Arsenal will very likely not bring in a single penny for any of those players to reinvest in their eventual replacements. (Though arguably Holding could be considered Koscielny’s heir apparent). This, I imagine, is why Arsene Wenger sought after Thomas Lemar this summer. Lemar has the potential to be a Rosicky style ‘technical leader’ and, at 21 years old, he would have at least partially foreshadowed the future of Arsenal’s spine.
Granit Xhaka has impressed periodically, but he has suffered from a lack of structure in midfield. Sead Kolasinac and Hector Bellerin (assuming he does not get itchy feet) ought to have the wing-back / full-back roles on lockdown for a few years. If Aaron Ramsey signs a new deal, he can be considered a future reference player but, as I wrote last week, Ramsey and Xhaka could do with another body in midfield to consolidate their partnership.
Lacazette is both 26 years old and has arrived recently, so that is one part of the spine that Arsenal need not worry about immediately. But it is far from ideal that a fading manager with one year left on his contract will have to replace the spine of the team with very little pouring into the coffers. This summer was the perfect time for a new manager to take over for this very reason (the current coach’s competence aside). A new man would have had the opportunity to swing the axe pretty easily had he wanted to. Arsenal were ripe for a long term rebuild.

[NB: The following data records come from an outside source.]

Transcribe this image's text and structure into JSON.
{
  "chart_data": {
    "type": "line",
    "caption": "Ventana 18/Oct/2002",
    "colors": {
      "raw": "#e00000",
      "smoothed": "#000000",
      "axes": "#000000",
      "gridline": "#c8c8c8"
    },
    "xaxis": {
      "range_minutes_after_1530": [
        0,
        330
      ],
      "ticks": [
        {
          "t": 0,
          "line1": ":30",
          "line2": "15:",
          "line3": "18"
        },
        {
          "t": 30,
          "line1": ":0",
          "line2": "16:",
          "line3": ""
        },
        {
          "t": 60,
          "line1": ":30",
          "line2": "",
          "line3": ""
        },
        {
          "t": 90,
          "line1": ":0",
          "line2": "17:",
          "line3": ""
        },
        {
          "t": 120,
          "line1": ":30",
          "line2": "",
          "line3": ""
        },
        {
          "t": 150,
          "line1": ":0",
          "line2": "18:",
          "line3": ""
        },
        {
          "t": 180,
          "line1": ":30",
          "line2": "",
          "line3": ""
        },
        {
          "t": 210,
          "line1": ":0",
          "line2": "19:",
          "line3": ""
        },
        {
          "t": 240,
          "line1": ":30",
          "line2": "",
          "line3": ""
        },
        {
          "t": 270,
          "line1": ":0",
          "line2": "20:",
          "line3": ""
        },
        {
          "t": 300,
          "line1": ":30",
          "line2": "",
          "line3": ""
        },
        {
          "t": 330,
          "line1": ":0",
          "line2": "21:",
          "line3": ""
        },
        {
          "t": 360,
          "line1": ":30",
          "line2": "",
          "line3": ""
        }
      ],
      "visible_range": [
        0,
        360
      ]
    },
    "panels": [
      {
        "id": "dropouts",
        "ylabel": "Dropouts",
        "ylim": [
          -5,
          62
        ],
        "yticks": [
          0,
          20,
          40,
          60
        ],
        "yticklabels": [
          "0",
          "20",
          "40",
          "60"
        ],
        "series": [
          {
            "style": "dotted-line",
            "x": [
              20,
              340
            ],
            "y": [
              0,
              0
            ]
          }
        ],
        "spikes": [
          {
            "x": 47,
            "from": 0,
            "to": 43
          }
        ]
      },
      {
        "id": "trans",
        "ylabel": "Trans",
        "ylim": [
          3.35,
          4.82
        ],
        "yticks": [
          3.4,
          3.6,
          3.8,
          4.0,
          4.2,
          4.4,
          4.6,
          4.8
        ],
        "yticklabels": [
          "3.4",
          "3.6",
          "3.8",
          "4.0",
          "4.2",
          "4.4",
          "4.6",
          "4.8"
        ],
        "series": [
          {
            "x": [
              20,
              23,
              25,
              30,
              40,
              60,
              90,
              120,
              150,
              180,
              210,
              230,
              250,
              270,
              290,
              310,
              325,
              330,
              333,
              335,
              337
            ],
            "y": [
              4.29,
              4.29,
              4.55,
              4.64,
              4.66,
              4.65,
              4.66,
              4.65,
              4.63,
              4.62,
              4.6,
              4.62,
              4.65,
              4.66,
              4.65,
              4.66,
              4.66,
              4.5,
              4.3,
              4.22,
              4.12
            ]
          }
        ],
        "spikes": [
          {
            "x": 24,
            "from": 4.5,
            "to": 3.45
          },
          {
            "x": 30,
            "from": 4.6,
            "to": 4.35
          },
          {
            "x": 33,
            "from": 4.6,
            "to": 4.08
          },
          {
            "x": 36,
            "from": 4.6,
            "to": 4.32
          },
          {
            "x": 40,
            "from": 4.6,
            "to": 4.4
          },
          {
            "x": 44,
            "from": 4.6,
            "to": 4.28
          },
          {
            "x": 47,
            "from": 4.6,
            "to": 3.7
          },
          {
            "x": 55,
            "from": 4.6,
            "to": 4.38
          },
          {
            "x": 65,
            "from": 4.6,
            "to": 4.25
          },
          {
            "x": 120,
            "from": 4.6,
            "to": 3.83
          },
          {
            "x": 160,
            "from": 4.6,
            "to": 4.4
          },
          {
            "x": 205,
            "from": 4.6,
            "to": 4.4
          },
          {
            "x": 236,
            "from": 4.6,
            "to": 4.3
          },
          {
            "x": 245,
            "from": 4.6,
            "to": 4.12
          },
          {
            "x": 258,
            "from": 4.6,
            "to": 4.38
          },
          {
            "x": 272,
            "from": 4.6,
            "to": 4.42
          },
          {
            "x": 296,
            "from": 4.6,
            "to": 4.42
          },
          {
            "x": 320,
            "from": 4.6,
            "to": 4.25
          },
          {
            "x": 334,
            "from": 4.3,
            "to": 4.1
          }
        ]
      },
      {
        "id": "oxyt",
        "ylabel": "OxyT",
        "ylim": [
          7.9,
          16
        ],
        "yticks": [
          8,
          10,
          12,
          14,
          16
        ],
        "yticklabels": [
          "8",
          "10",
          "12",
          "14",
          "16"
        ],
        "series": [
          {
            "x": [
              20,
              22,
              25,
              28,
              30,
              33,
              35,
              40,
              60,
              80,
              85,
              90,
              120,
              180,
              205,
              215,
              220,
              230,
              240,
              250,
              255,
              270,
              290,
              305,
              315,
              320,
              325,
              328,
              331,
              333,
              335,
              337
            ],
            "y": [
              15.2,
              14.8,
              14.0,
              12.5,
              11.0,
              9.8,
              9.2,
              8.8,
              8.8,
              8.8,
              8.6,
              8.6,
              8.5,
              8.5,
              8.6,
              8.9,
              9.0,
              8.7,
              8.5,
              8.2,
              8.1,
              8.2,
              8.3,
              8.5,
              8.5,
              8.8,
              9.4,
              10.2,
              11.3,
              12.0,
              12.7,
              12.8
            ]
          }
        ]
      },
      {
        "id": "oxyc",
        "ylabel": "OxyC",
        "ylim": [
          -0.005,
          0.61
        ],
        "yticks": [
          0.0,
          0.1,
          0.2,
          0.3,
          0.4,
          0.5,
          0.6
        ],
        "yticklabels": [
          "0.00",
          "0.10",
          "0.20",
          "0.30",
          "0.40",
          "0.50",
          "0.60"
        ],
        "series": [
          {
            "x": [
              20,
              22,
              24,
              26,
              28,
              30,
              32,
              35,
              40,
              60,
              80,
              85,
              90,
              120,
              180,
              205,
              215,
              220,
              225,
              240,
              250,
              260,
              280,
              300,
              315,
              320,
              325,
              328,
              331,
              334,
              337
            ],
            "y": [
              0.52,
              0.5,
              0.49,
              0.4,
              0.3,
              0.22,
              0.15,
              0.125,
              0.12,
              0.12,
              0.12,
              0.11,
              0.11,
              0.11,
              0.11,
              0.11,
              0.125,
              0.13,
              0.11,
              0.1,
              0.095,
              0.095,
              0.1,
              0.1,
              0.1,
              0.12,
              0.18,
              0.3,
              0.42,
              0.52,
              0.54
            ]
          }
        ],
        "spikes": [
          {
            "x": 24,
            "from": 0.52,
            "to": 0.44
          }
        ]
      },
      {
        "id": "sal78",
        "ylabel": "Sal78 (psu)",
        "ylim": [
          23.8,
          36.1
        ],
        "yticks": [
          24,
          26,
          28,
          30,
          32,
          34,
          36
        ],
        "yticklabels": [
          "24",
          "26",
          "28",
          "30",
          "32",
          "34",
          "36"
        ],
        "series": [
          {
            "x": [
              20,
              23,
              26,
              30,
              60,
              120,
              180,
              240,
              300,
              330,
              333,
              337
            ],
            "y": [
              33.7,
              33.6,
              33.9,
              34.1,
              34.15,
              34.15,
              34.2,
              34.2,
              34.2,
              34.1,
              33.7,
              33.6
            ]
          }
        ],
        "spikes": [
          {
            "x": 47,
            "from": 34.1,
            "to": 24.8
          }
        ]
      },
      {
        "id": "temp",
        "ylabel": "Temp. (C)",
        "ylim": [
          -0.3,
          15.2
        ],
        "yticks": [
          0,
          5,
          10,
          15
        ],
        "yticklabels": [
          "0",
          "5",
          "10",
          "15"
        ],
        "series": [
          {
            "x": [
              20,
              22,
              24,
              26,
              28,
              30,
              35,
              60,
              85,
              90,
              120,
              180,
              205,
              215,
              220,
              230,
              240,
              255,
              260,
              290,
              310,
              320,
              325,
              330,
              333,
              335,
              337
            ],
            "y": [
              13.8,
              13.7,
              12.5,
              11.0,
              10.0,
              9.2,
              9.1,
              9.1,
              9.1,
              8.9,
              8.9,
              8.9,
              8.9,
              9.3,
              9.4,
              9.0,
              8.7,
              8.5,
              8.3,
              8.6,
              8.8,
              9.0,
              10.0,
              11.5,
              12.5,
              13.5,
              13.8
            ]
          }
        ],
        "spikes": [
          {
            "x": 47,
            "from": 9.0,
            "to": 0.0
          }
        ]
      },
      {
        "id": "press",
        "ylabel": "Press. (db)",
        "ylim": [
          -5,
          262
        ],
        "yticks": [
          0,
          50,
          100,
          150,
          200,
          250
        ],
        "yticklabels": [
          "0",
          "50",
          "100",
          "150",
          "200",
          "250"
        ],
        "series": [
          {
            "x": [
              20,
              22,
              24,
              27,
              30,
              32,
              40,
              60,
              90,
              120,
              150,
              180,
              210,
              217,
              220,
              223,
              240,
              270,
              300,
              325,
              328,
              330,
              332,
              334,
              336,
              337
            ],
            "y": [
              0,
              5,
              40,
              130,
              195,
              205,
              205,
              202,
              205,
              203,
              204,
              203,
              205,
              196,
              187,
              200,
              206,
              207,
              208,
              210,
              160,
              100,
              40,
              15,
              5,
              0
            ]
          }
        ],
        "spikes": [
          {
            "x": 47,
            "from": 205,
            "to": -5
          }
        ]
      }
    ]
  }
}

Looking at the squad now, there are too few players in the 23-26 year old age bracket. If Aaron Ramsey and even Danny Welbeck stall on new contracts, it becomes difficult to remotely imagine what this team could look like 18 months from now. The squad is certainly light of another top class central midfield option, whilst the departure of Alex Oxlade Chamberlain reveals a dearth of genuine wide options.
If Arsenal continue to deploy wing-backs, that is less of an issue. But as it stands, Theo Walcott is the only genuine wide option on the roster. With Rosicky and Chamberlain now departed and Cazorla perma-crocked, Wenger’s side lacks players that can commit opposition defences in the dribble. This is a valuable commodity for a team like Arsenal, even if only from the bench, given how often they face packed defences.
Again, this is why Thomas Lemar would have proved to be a valuable addition- especially had Alexis Sanchez left. The Chilean is the last of the Arsenal take-on merchants, but this is a skill the team could probably use from deeper areas too. Not to labour the point, but it is difficult to understand why a central midfield player did not constitute a priority in the summer transfer window.
Not least because, with the sizeable rebuild Arsene Wenger has ahead of him, doing as much of that work as possible this summer was crucial in order to spread the load. Had the Oxlade Chamberlain money hit Arsenal’s debit account in July, rather than 31st August, the manager could have used the cash to kickstart the reanimation of an ageing spine.
Arsenal’s key contracts are simultaneously heading for an iceberg and the players in Arsenal’s spine are growing old together (or else are scrambling for the exit door). Arsene is probably going to have to procure some dribblers but, more importantly, they will need more ‘technical leaders’ in the 23-26 year old bracket.
The significance of the task can be distilled in one terrifying sentence- Arsenal are going to have to replace Santi Cazorla, Mesut Özil and Alexis Sanchez in the same summer. The team has suffered already by not fully replacing its secondary influencers such as Arteta and Rosicky, but now the manager has to conjure up a way of supplanting his outright reference players too.